Changes to Environmental Studies Major at WWC

Iris Seaton | March 16, 2023


Change is in the air at Warren Wilson College (WWC). Several majors are being added to the school’s offerings, new staff is being hired and for environmental studies students there will be exciting new choices to consider. These changes will be available to students beginning in the fall semester of 2023.

Environmental Studies is WWC’s most highly enrolled major. In the coming months, the college will be making major changes to the program in the hopes of improving student experiences.

Perhaps most notably, the environmental studies major itself will be split into three separate majors. Currently declared students will have the option to complete their current trajectory or switch to one of the new majors. As of spring 2023, students majoring in environmental studies have the choice to concentrate in the following fields:

  • Sustainable Agriculture

  • Environmental Education

  • Ecological Forestry

  • Environmental Policy and Justice

  • Conservation

  • Society and Water and Earth Resources

With these changes implemented, the school will now offer the following majors instead:

  1. Bachelor of Arts (B.A.) in Environmental Studies, focusing on the humanities aspect of environmental science. The major will include a small number of hard science courses, focusing instead on social justice, communications and other aspects of the major.

  2. Bachelor of Science (B.S.) in Environmental Science, focusing on the hard sciences and requiring a smaller amount of humanities courses.

  3. Sustainable Agriculture and Food Studies, a new major focusing on agriculture and food. Students in this major may choose to study horticulture, food justice, farming systems and more.

A few concentrations will be offered within these majors. Environmental education will be offered as a part of the environmental studies B.A., and ecological forestry as a part of the environmental science B.S. Students will also have the option not to choose a concentration.

Liesl Erb, chair of the environmental studies department, explained some of the feedback from students that led to the decision to rearrange the department.

“Everybody has their strengths, right,” Erb said. “So we were seeing that tension from a lot of students. That tension of folks thinking they were majoring in something, but they're not. And that's why they weren't taking as many agriculture classes, for example, or as many forestry classes as they'd like. So we're trying to be more transparent.”

Jay Roberts, provost and dean of faculty at WWC, touched on comments received from students regarding the functionality of the school that led to these changes.

“The student feedback was that it is a rat's nest of requirements — can you please simplify it, make it easier to navigate, et cetera,” Roberts said. “So that was the curriculum streamlining bucket. The bucket of what I would call enhancing and growing our curricular offerings is bucket number two. And that's really to think about how do we attract new students to the college? And how do we retain the students we have?”

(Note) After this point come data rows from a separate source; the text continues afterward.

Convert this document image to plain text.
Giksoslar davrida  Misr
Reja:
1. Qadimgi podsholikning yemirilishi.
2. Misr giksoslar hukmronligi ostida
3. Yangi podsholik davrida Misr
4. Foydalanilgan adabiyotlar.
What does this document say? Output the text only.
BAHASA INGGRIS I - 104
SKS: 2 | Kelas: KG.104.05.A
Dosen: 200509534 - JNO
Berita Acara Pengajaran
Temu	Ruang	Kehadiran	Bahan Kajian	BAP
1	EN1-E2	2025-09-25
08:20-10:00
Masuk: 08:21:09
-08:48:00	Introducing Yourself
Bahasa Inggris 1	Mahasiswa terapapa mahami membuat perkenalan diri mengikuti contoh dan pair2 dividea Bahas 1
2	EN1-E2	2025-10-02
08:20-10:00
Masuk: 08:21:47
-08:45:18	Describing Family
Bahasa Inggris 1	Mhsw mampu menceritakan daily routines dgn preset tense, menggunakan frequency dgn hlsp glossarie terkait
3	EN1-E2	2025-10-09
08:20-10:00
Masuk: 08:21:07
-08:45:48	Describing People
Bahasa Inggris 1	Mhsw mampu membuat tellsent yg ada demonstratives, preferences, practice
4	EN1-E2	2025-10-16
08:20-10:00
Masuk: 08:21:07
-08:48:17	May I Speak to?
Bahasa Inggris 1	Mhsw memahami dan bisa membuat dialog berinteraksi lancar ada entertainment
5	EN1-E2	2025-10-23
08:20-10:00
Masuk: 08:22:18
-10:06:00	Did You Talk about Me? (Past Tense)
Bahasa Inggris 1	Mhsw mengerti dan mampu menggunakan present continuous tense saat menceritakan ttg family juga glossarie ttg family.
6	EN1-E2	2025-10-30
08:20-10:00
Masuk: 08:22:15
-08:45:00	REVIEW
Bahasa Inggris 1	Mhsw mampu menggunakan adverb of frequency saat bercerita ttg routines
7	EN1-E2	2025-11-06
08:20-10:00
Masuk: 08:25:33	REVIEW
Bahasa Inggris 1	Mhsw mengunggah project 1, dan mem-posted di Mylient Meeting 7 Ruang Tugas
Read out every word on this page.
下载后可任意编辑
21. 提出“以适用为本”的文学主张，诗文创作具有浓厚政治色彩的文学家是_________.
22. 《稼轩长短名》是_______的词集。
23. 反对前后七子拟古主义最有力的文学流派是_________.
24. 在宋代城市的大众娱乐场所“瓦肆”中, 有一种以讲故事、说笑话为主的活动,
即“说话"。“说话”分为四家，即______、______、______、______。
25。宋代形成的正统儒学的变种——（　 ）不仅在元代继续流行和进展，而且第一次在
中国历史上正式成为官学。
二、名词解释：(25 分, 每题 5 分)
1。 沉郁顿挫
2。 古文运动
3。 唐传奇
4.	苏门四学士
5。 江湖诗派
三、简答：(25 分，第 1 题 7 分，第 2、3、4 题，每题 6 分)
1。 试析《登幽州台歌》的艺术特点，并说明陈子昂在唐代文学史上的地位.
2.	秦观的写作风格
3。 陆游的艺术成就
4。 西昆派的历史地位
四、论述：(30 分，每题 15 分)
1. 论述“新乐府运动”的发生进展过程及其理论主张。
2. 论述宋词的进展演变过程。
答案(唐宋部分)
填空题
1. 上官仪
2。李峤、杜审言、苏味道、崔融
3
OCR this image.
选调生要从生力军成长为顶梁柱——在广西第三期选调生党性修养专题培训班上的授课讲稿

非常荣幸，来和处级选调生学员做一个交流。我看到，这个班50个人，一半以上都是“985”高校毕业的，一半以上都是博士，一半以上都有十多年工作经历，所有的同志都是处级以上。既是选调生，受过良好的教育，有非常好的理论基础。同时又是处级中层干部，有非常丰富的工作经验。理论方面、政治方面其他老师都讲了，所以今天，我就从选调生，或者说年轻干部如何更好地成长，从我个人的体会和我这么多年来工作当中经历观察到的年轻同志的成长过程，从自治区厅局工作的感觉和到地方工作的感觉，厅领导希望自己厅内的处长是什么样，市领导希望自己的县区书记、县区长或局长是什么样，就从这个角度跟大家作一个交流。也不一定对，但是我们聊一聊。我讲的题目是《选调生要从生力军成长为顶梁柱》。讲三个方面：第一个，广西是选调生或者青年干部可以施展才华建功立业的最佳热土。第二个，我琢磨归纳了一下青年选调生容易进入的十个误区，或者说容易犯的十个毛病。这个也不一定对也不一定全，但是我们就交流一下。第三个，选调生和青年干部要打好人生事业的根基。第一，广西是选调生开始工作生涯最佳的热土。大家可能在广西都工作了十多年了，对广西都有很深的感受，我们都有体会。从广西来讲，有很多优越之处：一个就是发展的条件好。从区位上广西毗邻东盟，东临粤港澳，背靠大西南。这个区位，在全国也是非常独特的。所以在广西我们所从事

Roberts was also enthusiastic about the new Center for Working Lands that will interact closely with the majors.

“You take our existing infrastructure — farm, forest and garden — but you think about them not just as activities, but as ways students can both do research and work and community engagement that's focused on solutions,” Roberts said. “So an example would be climate forward agriculture. That is going to be one of the solution areas that the Center for Working Lands has. So students, through the work program can engage in sustainable agriculture practices, through community engagement.”

Additions to the school such as the Center for Working Lands, the addition of a Communications major and the hiring of new staff will all relate back to one another, Roberts said.

“It sort of overlaps, you know, in a Venn diagram way, with the work we're trying to do in the environmental studies department,” Roberts said. “They're not the same because you could be a major in communications and still engage with the Center for Working Lands because of course, if you're doing food justice, we just as much need to communicate about that as we do need to study what kind of vegetables to grow. So it's very interdisciplinary that way.”

Overall, the school hopes to make it easier for students to study exactly what they are interested in without difficulties finding spots in required courses or taking classes that do not relate to their career goals as well as they would like.

“Our goal for all of this is to provide more options and flexibility for students to make it easier for them to graduate and study what they want,” Erb said.